TICONDEROGA - An invasive terrestrial plant, Mycelis muralis, commonly known as wall lettuce, has been identified growing alongside 9N near Dunham's Bay in Lake George, according to the Lake George Association.

The discovery has prompted concerns the plant may be in other areas along the lake such as Ticonderoga, Hague and Putnam.

Wall lettuce is one of several newer species that was placed on a watch list earlier this spring by the Adirondack Park Invasive Plant Program.

This is the first time that the plant has been known to exist within the Lake George Watershed, although it has likely been growing for a few years without having been identified. Citizens are asked to contact the LGA if they believe this plant may be growing on their property, so that the organization can assess the spread of its growth.

Wall lettuce is a slender herb with a smooth 3- foot stem that exudes a milky juice when broken. Leaves grow primarily near the base of the plant.

The leaves are 2 to 7 inches long and 1 to 3 inches wide. They are smooth with broad, terminal segments and earlike, clasping flanges at the leaf base. Tiny yellow flowers, with five strap-shaped petals, form rounded shapes at the very top of the plant. The plant dies back after flowering and can act as either an annual or biennial.

Due to a lack of natural predators, diseases and parasites, invasive species like wall lettuce can quickly become pervasive. When they do, these species can negatively impact the ecological balance of Lake George by out-competing native plants for light, nutrients and space. Plants like purple loosestrife and common reed can alter hydrological processes, and can change drainage patterns, soil water holding capacity and resistance to erosion.

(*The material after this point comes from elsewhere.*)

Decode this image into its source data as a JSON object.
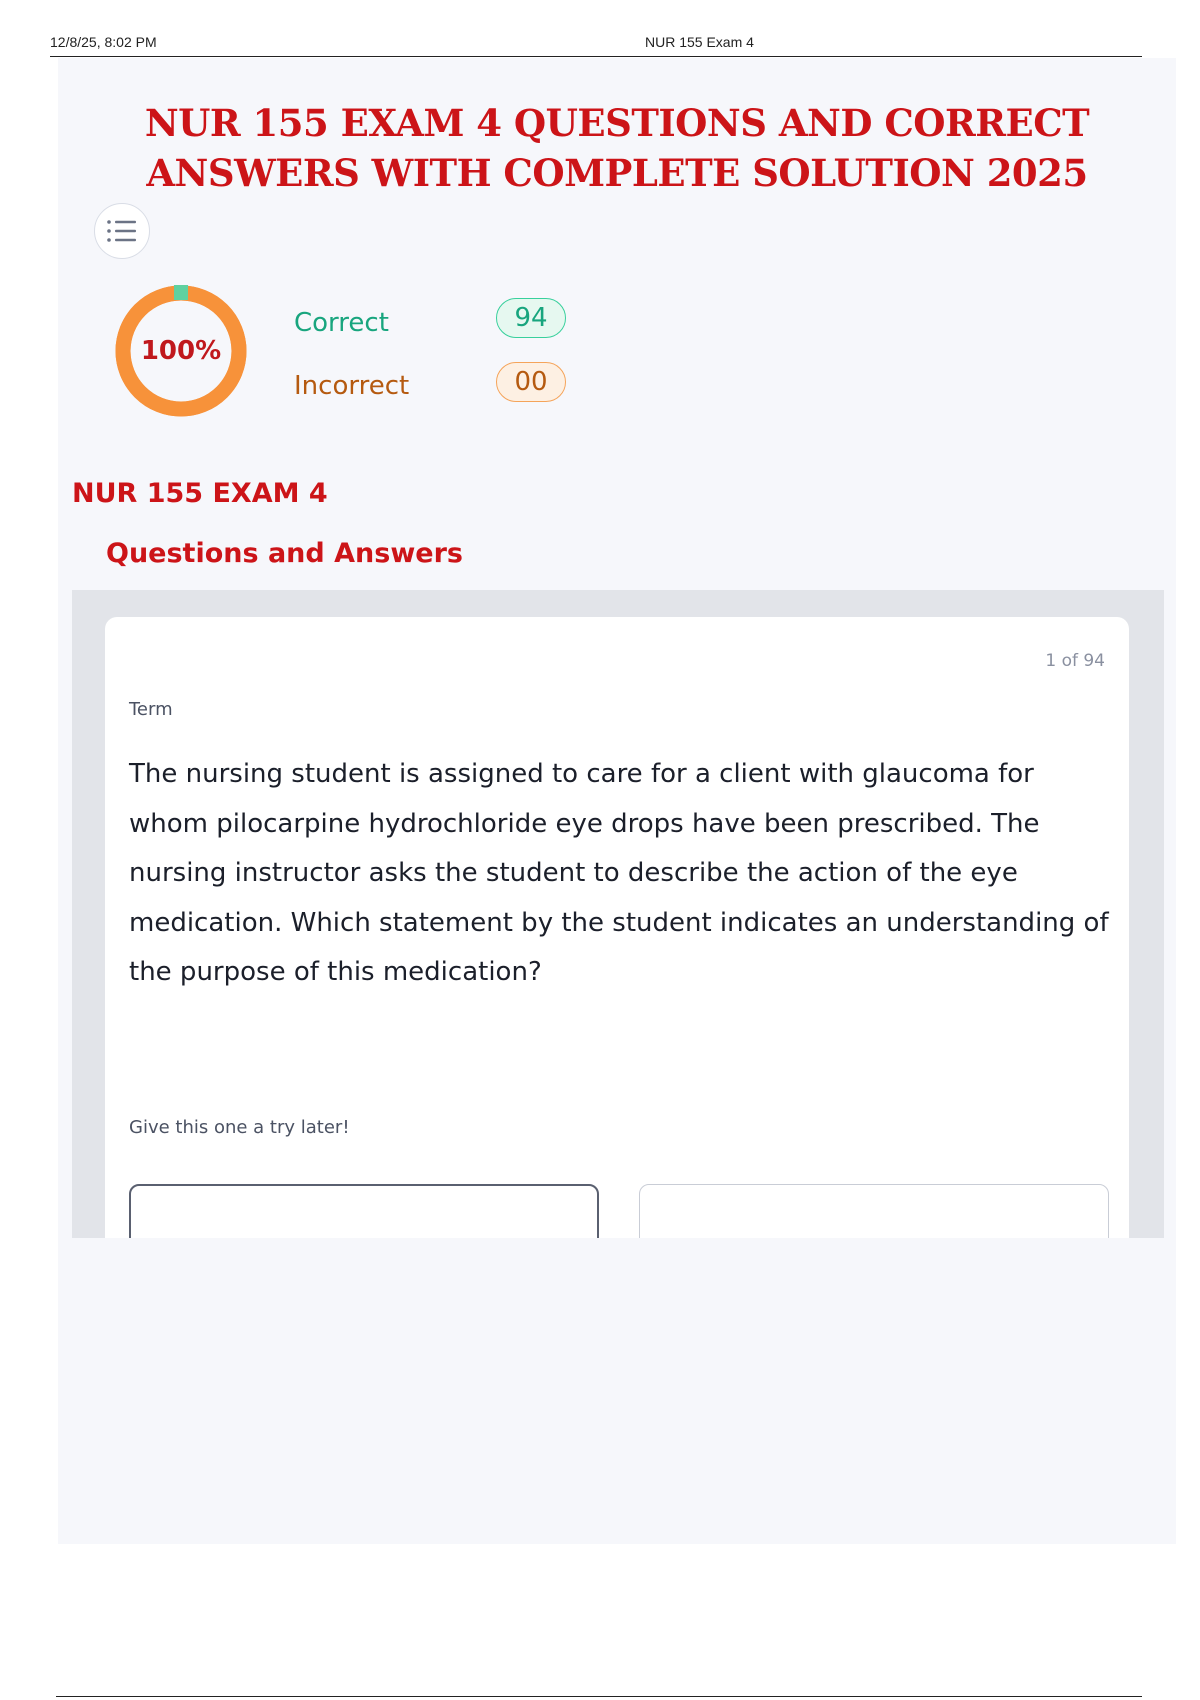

LGA Director or Education Emily DeBolt first noticed this new plant when she was working on a native landscaping project near Dunham's Bay last year. She shared pictures of the plant with Dan Spada with the Adirondack Park Agency, but at first they were unable to confirm the plant's identity. Still suspicious, DeBolt photographed a larger plot of the plant recently and sent the photos to Spada again. This time it was determined that the plant was in fact wall lettuce; Steve Young, the head botanist with New York State's Natural Heritage Program, confirmed the identification.